Üçüncü Sinemayı Birinci Sinema’dan ayıran en önemli fark, seyirciyi içinde bulunduğu pasif halden çıkarıp aktifleştirmektir. Birinci Sinema’nın seyircisi pasiftir. Üçüncü Sinema’da ise seyirci, gösterim sürecinin bir parçasıdır. Kızgın Fırınların Saati’nde seyirciyi aktifleştirecek yöntemler izlenmiştir.
Sonuç:
Üçüncü Sinema teorisi, dönemin anti emperyalist mücadelesi içinde şekillenmiş ve manifesto da ki şekliyle devrimci ve militan bir sinemanın özelliklerini ele almıştır. Manifesto ile sinemaya devrimci mücadele içerisinde, aktif bir rol verilmiş, Kızgın Fırınların Saati filmi ile bunun pratikte nasıl yapılacağı söylenmiştir.
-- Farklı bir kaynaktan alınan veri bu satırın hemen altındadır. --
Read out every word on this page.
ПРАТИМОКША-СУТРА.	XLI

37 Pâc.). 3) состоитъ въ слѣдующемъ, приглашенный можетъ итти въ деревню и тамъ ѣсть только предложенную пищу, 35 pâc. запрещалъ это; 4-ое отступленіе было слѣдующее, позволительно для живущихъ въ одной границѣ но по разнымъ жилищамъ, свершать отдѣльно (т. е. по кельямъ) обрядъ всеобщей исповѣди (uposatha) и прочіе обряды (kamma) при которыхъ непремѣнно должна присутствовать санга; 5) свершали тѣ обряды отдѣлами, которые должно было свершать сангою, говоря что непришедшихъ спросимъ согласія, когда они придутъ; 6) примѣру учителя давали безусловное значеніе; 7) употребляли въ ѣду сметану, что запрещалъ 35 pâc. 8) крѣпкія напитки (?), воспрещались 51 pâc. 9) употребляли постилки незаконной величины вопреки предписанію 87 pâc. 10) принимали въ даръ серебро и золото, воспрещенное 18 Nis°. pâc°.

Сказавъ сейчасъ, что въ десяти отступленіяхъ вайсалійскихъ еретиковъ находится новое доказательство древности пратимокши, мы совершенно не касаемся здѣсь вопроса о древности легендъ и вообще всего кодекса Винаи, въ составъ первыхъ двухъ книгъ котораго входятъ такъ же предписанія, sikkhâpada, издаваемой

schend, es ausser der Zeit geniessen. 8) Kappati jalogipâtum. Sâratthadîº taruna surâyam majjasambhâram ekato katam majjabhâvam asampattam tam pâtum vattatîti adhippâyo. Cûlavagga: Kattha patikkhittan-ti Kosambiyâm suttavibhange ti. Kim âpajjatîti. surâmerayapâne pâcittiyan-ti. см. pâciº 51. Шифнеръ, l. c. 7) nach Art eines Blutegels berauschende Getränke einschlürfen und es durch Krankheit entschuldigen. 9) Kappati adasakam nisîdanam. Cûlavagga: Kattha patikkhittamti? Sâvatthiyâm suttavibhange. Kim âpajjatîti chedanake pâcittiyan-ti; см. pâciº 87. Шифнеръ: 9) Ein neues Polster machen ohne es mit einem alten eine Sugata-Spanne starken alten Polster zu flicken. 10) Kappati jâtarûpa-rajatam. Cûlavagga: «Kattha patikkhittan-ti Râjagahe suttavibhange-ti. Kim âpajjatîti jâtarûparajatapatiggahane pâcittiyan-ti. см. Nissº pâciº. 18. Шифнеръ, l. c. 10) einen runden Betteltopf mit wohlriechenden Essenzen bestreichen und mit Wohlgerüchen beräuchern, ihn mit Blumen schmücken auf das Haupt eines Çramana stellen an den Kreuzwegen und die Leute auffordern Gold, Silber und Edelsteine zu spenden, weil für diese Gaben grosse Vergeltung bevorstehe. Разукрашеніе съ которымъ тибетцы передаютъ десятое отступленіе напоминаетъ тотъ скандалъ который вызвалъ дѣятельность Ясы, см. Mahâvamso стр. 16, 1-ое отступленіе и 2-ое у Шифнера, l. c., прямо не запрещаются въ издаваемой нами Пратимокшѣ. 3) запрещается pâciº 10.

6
1982 yılında Gabriel’le başlayarak Üçüncü Sinema’nın ne olduğu, neleri gerektirdiği ve hangi filmlerin Üçüncü Sinema kapsamında ele alınması gerektiği tartışıla gelmiştir. Bir önemli nokta; Üçüncü Sinema ile militan sinemanın ne ölçüde çakıştığı ise, bir diğeri de militan olsun ya da olmasın biçimsel reçetelerin bulunup bulunmadığıdır. Özgün haliyle Üçüncü Sinema, filmi militan güçlerin yönetiminde kitleleri bilinçlendirmeye ve harekete geçirmeye yarayan bir araç olarak görmektedir.
Günümüzde ulusal mücadelelerden çok yerel bir muhalefet yapılması, kitlelerin 60lardan çok daha farklı olması, ancak bir yandan da sistemle iç içe geçmiş bulunması, daha farklı bir Üçüncü Sinema teori ve pratiğinin geliştirmesini gerekli kılmaktadır.